The Last Interviews


I interviewed today with a very large Internet company. For a type of position I’ve never held, with the prospect of making more money than I ever have. The process has taken months. I don’t think my chances of landing the job are particularly high. When I read the JD, I really believe I can do the role. I would love the opportunity to bust my butt to learn it and be successful. But I don’t have a clue what it actually takes to be successful in it. I don’t even know what a day would look like. And I keep wondering - why wouldn’t you just hire someone who has done this exact role for their whole career? I would.

I joke that these are my last interviews. I’ve failed too many times over the last 14 months to keep believing a full-time job is coming. At the same time, AI tooling has gotten more and more capable. I feel simultaneously that organizations don’t need me, and that I don’t need them. If I’m actually capable of getting things done - building and selling - there are fewer and fewer excuses as to why I can’t just go and do it.

Fork In The Road

I’m at a fork in the road. I can either live in the woods or I can start a business. Or maybe I can go straight and do both. Either way, I no longer feel that being hired by a firm as an employee for a technical niche is something that is at all feasible.

The Numbers Don’t Lie

It’s not just me. U.S. tech job postings are down 36% from where they were in 2020. Technology companies respond to just 5% of applications. The average hire now draws 180 applicants. And 75% of applications just vanish - no response, no rejection, nothing.

I’ve lived this. I’ve been ghosted after final rounds. I’ve had processes drag on for months only to end in silence. One of the more fascinating findings I’ve come across recently: a Harvard Business Review study found that 60% of executives have already reduced headcount in anticipation of AI’s future impact - while only 2% said those layoffs were tied to AI actually being implemented. Companies are firing people because of what AI might do, not what it’s doing. Meanwhile, just 6% of organizations report meaningful bottom-line impact from their AI initiatives despite $200 billion in global investment.

So the job market is contracting based on a bet.

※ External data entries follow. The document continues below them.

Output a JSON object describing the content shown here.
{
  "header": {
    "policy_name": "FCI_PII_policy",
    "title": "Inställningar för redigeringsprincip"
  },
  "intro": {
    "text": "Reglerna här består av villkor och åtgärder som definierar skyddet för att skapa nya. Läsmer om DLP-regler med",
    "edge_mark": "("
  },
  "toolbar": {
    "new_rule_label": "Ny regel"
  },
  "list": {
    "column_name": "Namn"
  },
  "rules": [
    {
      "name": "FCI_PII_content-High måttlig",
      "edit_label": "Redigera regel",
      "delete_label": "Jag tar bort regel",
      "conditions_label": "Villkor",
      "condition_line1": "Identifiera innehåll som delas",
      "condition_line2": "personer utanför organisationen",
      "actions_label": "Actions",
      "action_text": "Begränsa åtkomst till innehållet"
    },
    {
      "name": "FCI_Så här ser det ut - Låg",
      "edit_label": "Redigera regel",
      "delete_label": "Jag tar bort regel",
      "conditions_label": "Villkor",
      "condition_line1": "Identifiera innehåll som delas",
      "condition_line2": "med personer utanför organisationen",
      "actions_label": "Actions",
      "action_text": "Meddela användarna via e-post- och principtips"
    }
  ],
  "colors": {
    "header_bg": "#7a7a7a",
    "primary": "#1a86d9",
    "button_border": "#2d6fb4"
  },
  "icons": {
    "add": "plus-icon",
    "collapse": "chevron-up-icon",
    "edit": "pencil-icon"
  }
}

That’s a strange thing to be on the wrong side of.

The Other Side of the Coin

Here’s what makes this moment different from 2010, when I graduated into a dead job market, working at a bar. Back then, if you wanted to build something, you still needed people. You needed a designer, a developer, maybe a marketing person. You needed some capital. The barriers were lower than people thought, but they were real.

Now? A complete tech stack for a solo business runs between $3,000 and $12,000 a year. AI tools are reclaiming 20+ hours a week of work that used to require a team. One person can genuinely handle what used to take five or ten. These aren’t hypotheticals - solo-founded startups hit 36.3% of all new companies in 2025, the highest rate in over 50 years. One solo founder built an AI app builder, hit $1 million in annual recurring revenue three weeks after launch, and sold to Wix for $80 million in cash - six months after starting. No employees. No funding.

I’m not saying that’s me. But the gap between what a capable individual can do and what requires an organization is closing fast. And for someone who learned web development, digital marketing, and business operations by necessity - by just doing it - that shift matters.

What 14 Months Teaches You

When you fail to get hired for over a year, you learn things about yourself that are hard to learn any other way. You learn which rejections actually sting and which ones are a relief. You learn that some of the roles you were chasing weren’t even things you wanted - they were just things that seemed like the next logical step. You learn that the professional world, for all its talk about talent and culture fit, is largely a pattern-matching exercise. And if your pattern doesn’t match, it doesn’t matter how good you are.

But you also learn what you’re capable of when nobody is giving you permission. Over the last 14 months, I’ve built more, learned more, and shipped more than I did in years of full-time employment. Not because I’m more talented now. Because there’s nothing else to do. When the path forward is blocked, you either sit there or you find another one.

That’s the strange gift of rejection at scale. It forces a kind of honesty. If the market is telling you no - repeatedly, clearly, without ambiguity - at some point you have to ask whether the question is wrong, not just the answer.

The Fork

I’ve been here before. When I graduated from UVM in 2010, there was no job waiting for me. I ended up starting Vermont Baseball Tours from a barstool because I saw a problem I could solve. That business never paid me a dime, but the skills I built doing it became my entire career. The work that shaped me the most didn’t come with a salary.

Now I’m back at the same fork, but the terrain has changed. The tools are better. The cost of building is lower. And I’ve done this once before, so I know what the early days feel like - the uncertainty, the financial tightness, the feeling of building something that might not work. I also know what it feels like when it does.

I don’t know yet whether these really are my last interviews. Maybe I get an offer that’s too good to turn down. Maybe I don’t and the decision makes itself. But I do know that the argument for building something of my own has never been stronger, and the argument for waiting around for someone to hire me has never been weaker.

The fork in the road isn’t really about choosing between employment and entrepreneurship. It’s about whether you trust yourself enough to bet on what you can do, or whether you keep asking someone else for permission to do it.